AI Melaju, Hukum Masih Tertinggal: Jangan Ulangi Tragedi Robot Trading

AI dan Tantangan Hukum – Kemajuan kecerdasan buatan di Indonesia belum diimbangi dengan kerangka hukum yang memadai, memunculkan kekosongan regulasi dalam menghadapi dampak sosial dan ekonomi. Foto: Ilustrasi/ ThisIsEngineering/ Pexels.

Oleh: Hamdani S Rukiah, S.H, M.H.

BEBERAPA tahun lalu, Indonesia diguncang oleh skandal robot trading. Ribuan orang menjadi korban dari sistem perdagangan otomatis yang mengklaim menggunakan kecerdasan buatan (AI) untuk meraih keuntungan instan. Saat korban berjatuhan dan kerugian menumpuk, negara baru menyadari kekosongan hukum yang membuat perlindungan tidak memadai dan penindakan hukum menjadi sulit.

Hari ini, kita berhadapan dengan ledakan baru dalam pemanfaatan teknologi AI yang jauh lebih kompleks dan merasuk ke berbagai sektor kehidupan. Mulai pendidikan, kesehatan, ekonomi kreatif, birokrasi, hingga sistem keamanan. Namun, kita menghadapi kenyataan pahit yang sama, hukum kembali tertinggal.

Kekosongan Regulasi AI

Indonesia hingga kini belum memiliki satu pun undang-undang khusus yang secara eksplisit mengatur kecerdasan buatan. Regulasi yang tersedia hanya mencakup Undang-Undang Informasi dan Transaksi Elektronik (UU ITE) dan Surat Edaran Menteri Komunikasi dan Informatika (SE Menkominfo) Nomor 9 Tahun 2023 tentang Etika Penggunaan AI, yang bersifat imbauan moral dan tidak memiliki kekuatan hukum mengikat.

Baca juga: Boom AI di Indonesia, Banyak Pengguna Minim Pencipta

Padahal, perkembangan AI sudah nyata dalam kehidupan kita sehari-hari.

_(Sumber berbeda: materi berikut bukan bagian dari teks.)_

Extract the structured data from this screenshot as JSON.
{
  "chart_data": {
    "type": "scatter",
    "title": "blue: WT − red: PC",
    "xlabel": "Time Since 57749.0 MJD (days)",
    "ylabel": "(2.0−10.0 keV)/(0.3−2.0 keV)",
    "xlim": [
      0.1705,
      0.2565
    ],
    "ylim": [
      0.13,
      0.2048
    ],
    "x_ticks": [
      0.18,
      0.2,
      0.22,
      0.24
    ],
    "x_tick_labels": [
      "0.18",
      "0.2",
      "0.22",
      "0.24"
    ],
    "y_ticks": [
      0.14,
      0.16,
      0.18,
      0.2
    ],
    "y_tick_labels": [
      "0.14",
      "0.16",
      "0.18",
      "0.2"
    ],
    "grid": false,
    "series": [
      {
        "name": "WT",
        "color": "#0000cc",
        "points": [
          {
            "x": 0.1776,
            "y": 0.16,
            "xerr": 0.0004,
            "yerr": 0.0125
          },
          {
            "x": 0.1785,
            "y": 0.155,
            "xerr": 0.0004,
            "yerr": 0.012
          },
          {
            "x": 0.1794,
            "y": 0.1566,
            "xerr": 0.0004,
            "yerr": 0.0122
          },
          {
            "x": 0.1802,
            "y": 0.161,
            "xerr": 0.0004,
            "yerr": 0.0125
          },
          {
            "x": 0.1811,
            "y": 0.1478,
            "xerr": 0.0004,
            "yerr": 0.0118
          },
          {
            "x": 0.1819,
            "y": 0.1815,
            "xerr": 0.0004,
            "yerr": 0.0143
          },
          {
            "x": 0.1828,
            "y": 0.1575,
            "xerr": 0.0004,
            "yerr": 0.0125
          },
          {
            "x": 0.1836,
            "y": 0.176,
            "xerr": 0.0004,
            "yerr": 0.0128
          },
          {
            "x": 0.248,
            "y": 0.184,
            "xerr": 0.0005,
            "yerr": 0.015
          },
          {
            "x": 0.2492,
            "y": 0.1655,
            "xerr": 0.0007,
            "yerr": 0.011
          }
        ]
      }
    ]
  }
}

Teknologi ini digunakan untuk membuat konten digital, menulis artikel, menciptakan musik, bahkan menggantikan peran kreator manusia dalam industri ekonomi digital. Namun, pertanyaan hukum mendasar justru belum terjawab: siapa yang bertanggung jawab atas konten yang dihasilkan AI? Apakah karya tersebut bisa mendapatkan perlindungan hak cipta? Siapa pemilik sahnya?

Sistem hukum kita belum siap menghadapi kenyataan bahwa mesin kini bisa mencipta, memutuskan, dan memengaruhi perilaku manusia, tanpa keterlibatan langsung manusia dalam prosesnya.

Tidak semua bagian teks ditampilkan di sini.